Saturday, May 11, 2013

What's Next?

My family has turned against me because of the actions and words of someone I thought loved me. They believe I can control this person's actions and its all my fault so they don't want anything more to do with me. Nobody asked me. Nobody cared to say, "Reisha, how do you feel?" I wasn't even hit with a fair warning. No one said, "I'm ignoring your phone calls because I want nothing more to do with you and your dramatic parent." If they had asked, I would have told them that I don't want anything to do with her as much as they don't. But what can I do? I can't move out. I have nowhere to go. Without family to turn to, all I really have now is friends... & I can only depend on them for so much so really all I have is myself. 

& one person can only do so much by their self. 
So what's next? 
Struggle in silence, act out for help or suicide and end it all? 
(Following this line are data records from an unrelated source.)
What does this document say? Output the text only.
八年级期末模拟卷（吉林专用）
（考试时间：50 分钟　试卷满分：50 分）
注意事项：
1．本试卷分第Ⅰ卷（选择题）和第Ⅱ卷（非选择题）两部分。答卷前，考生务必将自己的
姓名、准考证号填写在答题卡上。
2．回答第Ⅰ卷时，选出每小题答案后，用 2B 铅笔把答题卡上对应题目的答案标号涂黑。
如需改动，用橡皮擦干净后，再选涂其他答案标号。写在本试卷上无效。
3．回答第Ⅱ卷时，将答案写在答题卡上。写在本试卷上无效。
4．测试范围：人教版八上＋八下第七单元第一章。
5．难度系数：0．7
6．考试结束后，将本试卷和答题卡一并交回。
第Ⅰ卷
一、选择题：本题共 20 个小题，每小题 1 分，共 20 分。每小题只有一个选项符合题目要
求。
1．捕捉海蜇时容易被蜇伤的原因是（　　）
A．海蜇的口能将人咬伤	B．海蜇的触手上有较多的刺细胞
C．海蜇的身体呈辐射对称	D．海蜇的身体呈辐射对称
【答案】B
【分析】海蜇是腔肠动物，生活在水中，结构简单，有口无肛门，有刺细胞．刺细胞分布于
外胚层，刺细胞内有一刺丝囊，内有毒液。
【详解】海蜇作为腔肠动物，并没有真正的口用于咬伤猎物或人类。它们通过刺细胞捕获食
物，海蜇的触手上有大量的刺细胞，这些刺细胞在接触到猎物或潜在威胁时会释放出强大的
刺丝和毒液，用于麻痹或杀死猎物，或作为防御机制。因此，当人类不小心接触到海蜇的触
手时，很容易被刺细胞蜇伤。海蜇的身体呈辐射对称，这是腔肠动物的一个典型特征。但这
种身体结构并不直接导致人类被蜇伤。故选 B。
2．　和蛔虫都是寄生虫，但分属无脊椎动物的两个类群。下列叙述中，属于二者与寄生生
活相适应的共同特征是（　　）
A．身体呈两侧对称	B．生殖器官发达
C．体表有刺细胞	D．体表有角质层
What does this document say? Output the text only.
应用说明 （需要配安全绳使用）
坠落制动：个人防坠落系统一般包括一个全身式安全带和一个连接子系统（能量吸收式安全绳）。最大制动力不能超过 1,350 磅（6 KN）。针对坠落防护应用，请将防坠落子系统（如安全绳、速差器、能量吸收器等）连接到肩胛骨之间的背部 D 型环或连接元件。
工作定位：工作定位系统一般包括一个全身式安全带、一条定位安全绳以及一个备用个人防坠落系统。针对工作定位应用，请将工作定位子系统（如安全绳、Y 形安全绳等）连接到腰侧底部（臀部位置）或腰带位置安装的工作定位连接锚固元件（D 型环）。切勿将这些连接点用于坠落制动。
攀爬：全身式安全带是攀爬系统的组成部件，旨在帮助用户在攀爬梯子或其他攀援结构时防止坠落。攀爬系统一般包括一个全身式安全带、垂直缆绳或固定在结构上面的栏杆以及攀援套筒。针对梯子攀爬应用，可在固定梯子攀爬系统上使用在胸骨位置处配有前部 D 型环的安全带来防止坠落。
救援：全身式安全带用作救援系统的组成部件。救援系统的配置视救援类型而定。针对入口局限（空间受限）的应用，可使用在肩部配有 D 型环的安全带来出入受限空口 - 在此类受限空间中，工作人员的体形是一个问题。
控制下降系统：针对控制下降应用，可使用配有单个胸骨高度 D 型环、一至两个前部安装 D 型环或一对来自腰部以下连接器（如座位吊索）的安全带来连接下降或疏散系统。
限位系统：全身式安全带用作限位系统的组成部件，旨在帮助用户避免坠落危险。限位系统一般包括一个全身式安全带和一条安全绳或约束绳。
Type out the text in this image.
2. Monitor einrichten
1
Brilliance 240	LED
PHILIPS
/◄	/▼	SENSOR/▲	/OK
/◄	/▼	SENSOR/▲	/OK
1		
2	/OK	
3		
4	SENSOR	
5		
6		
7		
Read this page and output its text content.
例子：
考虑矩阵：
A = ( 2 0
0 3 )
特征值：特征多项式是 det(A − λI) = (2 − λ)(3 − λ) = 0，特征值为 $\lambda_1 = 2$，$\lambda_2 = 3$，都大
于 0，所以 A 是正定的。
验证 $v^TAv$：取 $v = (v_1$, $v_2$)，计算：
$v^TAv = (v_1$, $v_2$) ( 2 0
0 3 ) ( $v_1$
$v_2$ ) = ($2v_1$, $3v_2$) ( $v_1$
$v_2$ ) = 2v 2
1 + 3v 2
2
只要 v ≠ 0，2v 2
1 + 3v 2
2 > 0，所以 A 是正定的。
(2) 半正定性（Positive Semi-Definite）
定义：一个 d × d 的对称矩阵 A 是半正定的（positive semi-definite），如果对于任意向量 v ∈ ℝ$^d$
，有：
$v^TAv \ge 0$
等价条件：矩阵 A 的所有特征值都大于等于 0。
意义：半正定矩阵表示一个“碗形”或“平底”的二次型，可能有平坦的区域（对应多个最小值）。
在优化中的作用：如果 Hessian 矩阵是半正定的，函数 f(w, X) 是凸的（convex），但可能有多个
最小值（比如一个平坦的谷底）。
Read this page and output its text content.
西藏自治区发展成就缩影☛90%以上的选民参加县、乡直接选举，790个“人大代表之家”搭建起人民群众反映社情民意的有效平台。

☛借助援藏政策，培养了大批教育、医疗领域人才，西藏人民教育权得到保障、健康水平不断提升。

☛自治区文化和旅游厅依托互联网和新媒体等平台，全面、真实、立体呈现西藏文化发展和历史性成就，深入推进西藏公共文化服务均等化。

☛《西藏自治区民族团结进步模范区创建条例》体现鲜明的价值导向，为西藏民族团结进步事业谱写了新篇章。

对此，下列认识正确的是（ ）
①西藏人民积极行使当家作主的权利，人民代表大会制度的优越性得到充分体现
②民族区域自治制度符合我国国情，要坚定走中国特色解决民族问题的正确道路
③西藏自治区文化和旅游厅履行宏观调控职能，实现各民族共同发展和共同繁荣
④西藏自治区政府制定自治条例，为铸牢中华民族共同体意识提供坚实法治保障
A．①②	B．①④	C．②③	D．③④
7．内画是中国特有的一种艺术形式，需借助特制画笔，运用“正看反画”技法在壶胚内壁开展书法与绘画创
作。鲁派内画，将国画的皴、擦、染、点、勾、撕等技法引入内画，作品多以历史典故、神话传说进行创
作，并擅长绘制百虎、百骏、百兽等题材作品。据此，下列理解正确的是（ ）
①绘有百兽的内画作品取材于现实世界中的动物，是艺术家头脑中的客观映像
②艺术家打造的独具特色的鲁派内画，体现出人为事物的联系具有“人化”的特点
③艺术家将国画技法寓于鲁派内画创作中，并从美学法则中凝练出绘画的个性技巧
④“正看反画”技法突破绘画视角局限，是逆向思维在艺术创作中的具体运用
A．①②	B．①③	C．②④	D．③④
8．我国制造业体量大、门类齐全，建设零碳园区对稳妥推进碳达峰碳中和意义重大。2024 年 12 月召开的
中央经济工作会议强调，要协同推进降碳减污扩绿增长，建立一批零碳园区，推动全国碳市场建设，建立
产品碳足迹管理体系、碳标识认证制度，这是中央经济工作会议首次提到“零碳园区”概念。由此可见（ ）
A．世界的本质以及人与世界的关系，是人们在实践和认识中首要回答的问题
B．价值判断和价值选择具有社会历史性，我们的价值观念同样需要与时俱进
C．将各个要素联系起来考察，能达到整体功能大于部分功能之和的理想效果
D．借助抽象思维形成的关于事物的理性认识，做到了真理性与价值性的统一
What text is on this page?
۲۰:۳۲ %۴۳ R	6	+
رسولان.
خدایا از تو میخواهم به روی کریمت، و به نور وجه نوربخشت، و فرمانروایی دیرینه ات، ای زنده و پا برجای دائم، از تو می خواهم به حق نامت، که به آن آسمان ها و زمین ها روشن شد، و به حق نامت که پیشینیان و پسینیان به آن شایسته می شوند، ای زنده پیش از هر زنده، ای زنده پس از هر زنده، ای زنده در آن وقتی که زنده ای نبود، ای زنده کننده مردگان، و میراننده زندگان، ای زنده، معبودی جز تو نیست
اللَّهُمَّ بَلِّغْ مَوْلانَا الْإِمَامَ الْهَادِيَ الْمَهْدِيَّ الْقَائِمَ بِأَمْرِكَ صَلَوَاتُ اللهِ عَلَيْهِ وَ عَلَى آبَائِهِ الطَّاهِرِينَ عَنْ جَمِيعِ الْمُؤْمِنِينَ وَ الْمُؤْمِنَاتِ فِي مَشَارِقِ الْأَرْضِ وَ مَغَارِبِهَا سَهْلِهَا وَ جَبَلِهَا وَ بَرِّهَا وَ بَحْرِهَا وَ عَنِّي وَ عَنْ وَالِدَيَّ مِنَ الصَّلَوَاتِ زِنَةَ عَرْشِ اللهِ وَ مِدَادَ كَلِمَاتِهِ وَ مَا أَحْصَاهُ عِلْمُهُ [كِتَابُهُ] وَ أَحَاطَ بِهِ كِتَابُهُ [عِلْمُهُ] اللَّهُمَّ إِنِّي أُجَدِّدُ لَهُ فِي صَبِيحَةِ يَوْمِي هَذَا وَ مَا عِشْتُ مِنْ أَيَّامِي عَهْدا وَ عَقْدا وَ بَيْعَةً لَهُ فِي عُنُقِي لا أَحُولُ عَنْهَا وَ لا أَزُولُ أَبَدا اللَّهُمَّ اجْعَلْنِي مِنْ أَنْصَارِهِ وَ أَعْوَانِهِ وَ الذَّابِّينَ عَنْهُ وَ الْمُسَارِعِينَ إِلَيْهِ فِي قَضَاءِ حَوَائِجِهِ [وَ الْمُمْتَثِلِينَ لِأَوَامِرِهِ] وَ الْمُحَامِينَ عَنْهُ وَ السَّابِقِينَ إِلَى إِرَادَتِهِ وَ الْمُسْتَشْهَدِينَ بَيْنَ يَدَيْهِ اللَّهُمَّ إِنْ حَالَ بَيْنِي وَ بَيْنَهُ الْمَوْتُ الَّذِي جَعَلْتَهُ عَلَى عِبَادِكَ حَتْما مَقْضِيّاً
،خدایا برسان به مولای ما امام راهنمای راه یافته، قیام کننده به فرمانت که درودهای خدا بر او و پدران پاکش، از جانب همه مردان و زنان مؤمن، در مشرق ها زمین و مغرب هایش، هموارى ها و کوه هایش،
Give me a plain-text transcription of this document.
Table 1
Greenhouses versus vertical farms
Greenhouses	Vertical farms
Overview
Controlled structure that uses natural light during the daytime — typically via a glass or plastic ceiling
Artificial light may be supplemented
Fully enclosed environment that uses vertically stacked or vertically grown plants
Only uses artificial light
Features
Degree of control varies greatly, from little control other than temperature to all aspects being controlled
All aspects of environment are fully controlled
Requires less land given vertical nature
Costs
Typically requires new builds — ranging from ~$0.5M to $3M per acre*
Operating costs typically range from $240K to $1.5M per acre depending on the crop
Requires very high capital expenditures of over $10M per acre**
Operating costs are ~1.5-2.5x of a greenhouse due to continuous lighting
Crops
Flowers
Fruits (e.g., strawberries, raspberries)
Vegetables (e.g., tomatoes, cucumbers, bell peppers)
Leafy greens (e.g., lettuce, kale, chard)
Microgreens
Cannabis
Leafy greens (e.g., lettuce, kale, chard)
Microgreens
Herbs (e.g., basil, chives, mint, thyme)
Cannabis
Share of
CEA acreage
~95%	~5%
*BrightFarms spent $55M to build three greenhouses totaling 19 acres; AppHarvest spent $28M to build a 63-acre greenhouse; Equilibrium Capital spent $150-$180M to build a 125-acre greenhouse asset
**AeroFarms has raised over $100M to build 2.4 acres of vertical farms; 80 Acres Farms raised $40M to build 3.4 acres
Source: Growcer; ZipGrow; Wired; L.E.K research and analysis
I choose to struggle in silence. From every wound, there is a scar, and every scar tells a story. A story that says, "I survived" (Craig Scott). & I need that. Because no matter how hard life gets, I can't give up. Someone is secretly watching my life and my struggles. Inspired and empowered to overcome their own obstacles because they watched me endure all my pain and become stronger. I have a purpose on this Earth. I'm not sure of it yet but I have a purpose. For now, crying will have to fill the void of missing my favorite aunts and cousins.